Le persone che incontro mi guardano con disprezzo, altre fanno finta che non esista, altre ancora cambiano strada e poi, ci sono i curiosi, coloro che mi guardano con interesse, come se fossi un'attrazione turistica. Però, io non sono un monumento, un mostro o l'aria. Sono come loro, anzi, di più. Io non li tratto come loro trattano me, porto rispetto anche a coloro che non lo meritano, è solo questo, mi rende una persona migliore.

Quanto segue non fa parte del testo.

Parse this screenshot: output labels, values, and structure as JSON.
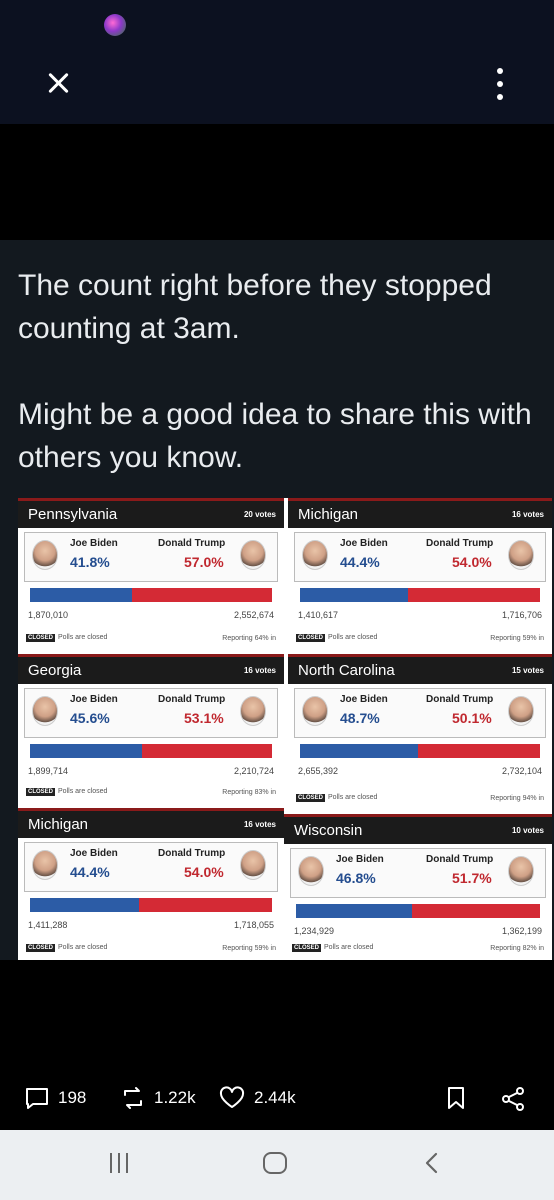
{
  "status_bar": {
    "time": "",
    "right": ""
  },
  "post": {
    "caption": [
      "The count right before they stopped counting at 3am.",
      "Might be a good idea to share this with others you know."
    ]
  },
  "cards": [
    {
      "state": "Pennsylvania",
      "electoral": "20 votes",
      "biden_name": "Joe Biden",
      "trump_name": "Donald Trump",
      "biden_pct": "41.8%",
      "trump_pct": "57.0%",
      "biden_share": 0.418,
      "trump_share": 0.57,
      "biden_votes": "1,870,010",
      "trump_votes": "2,552,674",
      "closed_label": "CLOSED",
      "polls_text": "Polls are closed",
      "reporting": "Reporting 64% in"
    },
    {
      "state": "Michigan",
      "electoral": "16 votes",
      "biden_name": "Joe Biden",
      "trump_name": "Donald Trump",
      "biden_pct": "44.4%",
      "trump_pct": "54.0%",
      "biden_share": 0.444,
      "trump_share": 0.54,
      "biden_votes": "1,410,617",
      "trump_votes": "1,716,706",
      "closed_label": "CLOSED",
      "polls_text": "Polls are closed",
      "reporting": "Reporting 59% in"
    },
    {
      "state": "Georgia",
      "electoral": "16 votes",
      "biden_name": "Joe Biden",
      "trump_name": "Donald Trump",
      "biden_pct": "45.6%",
      "trump_pct": "53.1%",
      "biden_share": 0.456,
      "trump_share": 0.531,
      "biden_votes": "1,899,714",
      "trump_votes": "2,210,724",
      "closed_label": "CLOSED",
      "polls_text": "Polls are closed",
      "reporting": "Reporting 83% in"
    },
    {
      "state": "North Carolina",
      "electoral": "15 votes",
      "biden_name": "Joe Biden",
      "trump_name": "Donald Trump",
      "biden_pct": "48.7%",
      "trump_pct": "50.1%",
      "biden_share": 0.487,
      "trump_share": 0.501,
      "biden_votes": "2,655,392",
      "trump_votes": "2,732,104",
      "closed_label": "CLOSED",
      "polls_text": "Polls are closed",
      "reporting": "Reporting 94% in"
    },
    {
      "state": "Michigan",
      "electoral": "16 votes",
      "biden_name": "Joe Biden",
      "trump_name": "Donald Trump",
      "biden_pct": "44.4%",
      "trump_pct": "54.0%",
      "biden_share": 0.444,
      "trump_share": 0.54,
      "biden_votes": "1,411,288",
      "trump_votes": "1,718,055",
      "closed_label": "CLOSED",
      "polls_text": "Polls are closed",
      "reporting": "Reporting 59% in"
    },
    {
      "state": "Wisconsin",
      "electoral": "10 votes",
      "biden_name": "Joe Biden",
      "trump_name": "Donald Trump",
      "biden_pct": "46.8%",
      "trump_pct": "51.7%",
      "biden_share": 0.468,
      "trump_share": 0.517,
      "biden_votes": "1,234,929",
      "trump_votes": "1,362,199",
      "closed_label": "CLOSED",
      "polls_text": "Polls are closed",
      "reporting": "Reporting 82% in"
    }
  ],
  "actions": {
    "comments": "198",
    "reposts": "1.22k",
    "likes": "2.44k"
  },
  "colors": {
    "biden_blue": "#2c5ca6",
    "trump_red": "#d42a35",
    "header_dark": "#1b1b1b",
    "post_bg": "#13191f"
  }
}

I Normali, mi hanno portato via tutto, i miei genitori, i miei fratelli o sorelle, mi hanno tolto anche quel poco che rimaneva delle mie origini. Ho solo il mio nome. Cassandra Amato, una donna di ventitré anni di origine italiana. Non ho mai visto la mia terra d'origine, anche perché ormai non esiste più, è andata distrutta in quella guerra che ha dato origine a tutto.
Non so dove sono nata, di certo non in Italia.
E ora, cammino per le strade di Bournemouth, cittadina dell'Inghilterra, dove viveva Luce prima che diventasse una di noi.
Sospiro.
Ho chiesto a molti Isolati, ma nessuno ha visto o sentito qualcosa di cui preoccuparsi.
Ho cercato anche tra le persone più vicine a Samanta, ma nessuno sembra sapere niente. Non ci sono state nuove "amicizie" o persone con cui si è relazionata per un certo periodo di tempo negli ultimi tre mesi. Che sia qualcuno che conosceva da più tempo? Ma chi? Nessuno tra la persone più vicine ha un movente.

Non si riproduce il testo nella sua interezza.